Without warning, a picture of Carine making blueberry pancakes for him on a Sunday morning flashed in Anton’s head. He had mentioned Delores’s famous pancakes to Carine during a stroll at a Saturday farmers’ market, and she had risen early the next day to make him breakfast. He shook the memory out of his head. “There’s no woman as good as Mom,” he said. “She’s the best.”
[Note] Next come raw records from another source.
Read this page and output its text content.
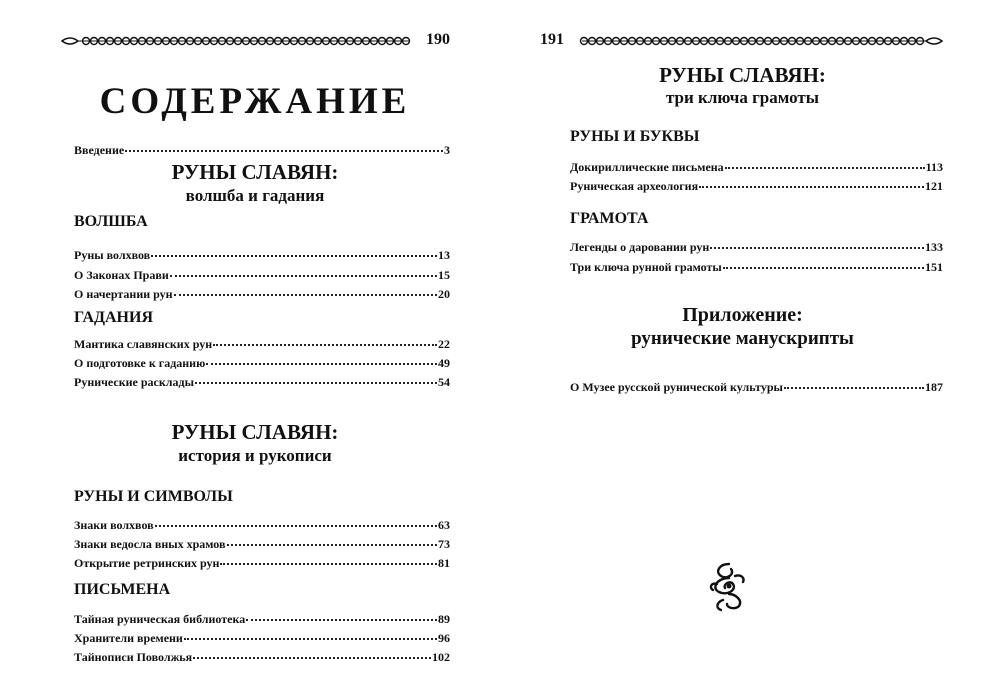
190
СОДЕРЖАНИЕ
Введение	3
РУНЫ СЛАВЯН:
волшба и гадания
ВОЛШБА
Руны волхвов	13
О Законах Прави	15
О начертании рун	20
ГАДАНИЯ
Мантика славянских рун	22
О подготовке к гаданию	49
Рунические расклады	54
РУНЫ СЛАВЯН:
история и рукописи
РУНЫ И СИМВОЛЫ
Знаки волхвов	63
Знаки ведосла вных храмов	73
Открытие ретринских рун	81
ПИСЬМЕНА
Тайная руническая библиотека	89
Хранители времени	96
Тайнописи Поволжья	102
191
РУНЫ СЛАВЯН:
три ключа грамоты
РУНЫ И БУКВЫ
Докириллические письмена	113
Руническая археология	121
ГРАМОТА
Легенды о даровании рун	133
Три ключа рунной грамоты	151
Приложение:
рунические манускрипты
О Музее русской рунической культуры	187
David smiled. “No argument there.”
Anton rose to his feet and stretched. He faked a mighty yawn. “Lord, I’m tired,” he said.
As he could’ve predicted, David rose to his feet immediately. “Let’s get you to bed. We can’t have the new AG facing the world sleep-deprived.”
CHAPTER TWENTY-FIVE
They were in the nation’s capital, Anton and Katherine. It felt good to be out of the state with her, away from the scrutiny that usually followed him. Earlier this afternoon, he had delivered a well-received keynote address at the national convention of federal prosecutors. It was an honor to be asked, but what was even better was getting together with his former colleagues in the Department of Justice. Even among the smart, ambitious men and women who made up the government’s lawyers, Anton had distinguished himself for the systematic way in which he had targeted white-collar crime in his state. In fact, during the 2012 campaign he had played up his successful crackdown on the money-laundering scheme involving local casinos—an achievement that Eric Holder, the nation’s AG, had mentioned in his introduction earlier today.
But now he was off the clock, and he and Katherine were looking forward to dinner at Tamarind, the new Indian restaurant on Capitol Hill that they’d heard so much about. They had been dating only a few months, but he was plenty smitten by her. He had met Katherine Banks at a fund-raiser for the human rights organization where she worked, and drawn to her good looks, he had gotten her phone number before he left that evening. What made him ask her out on a second date, and then a third, was the fact that unlike many of the women he came in contact with, Katherine seemed not the least bit impressed by his position or his family history. That and the fact that she teased him mercilessly, deflating his self-importance and ego every chance she got. The only girl in an Irish family of four boys, Katherine had learned to stand up to her brothers’ teasing from an early age and had, as a result, grown sharp elbows. Anton thought she was the most intriguing combination of femininity and an almost masculine briskness that he’d ever known.
It was a beautiful night in May, and they decided to walk to the restaurant. Katherine looked ravishing in her black shirt and tight blue jeans, but Anton eyed her high-heeled sandals dubiously. “It’s at least a seven-block walk,” he said. “You think you can walk in those things?”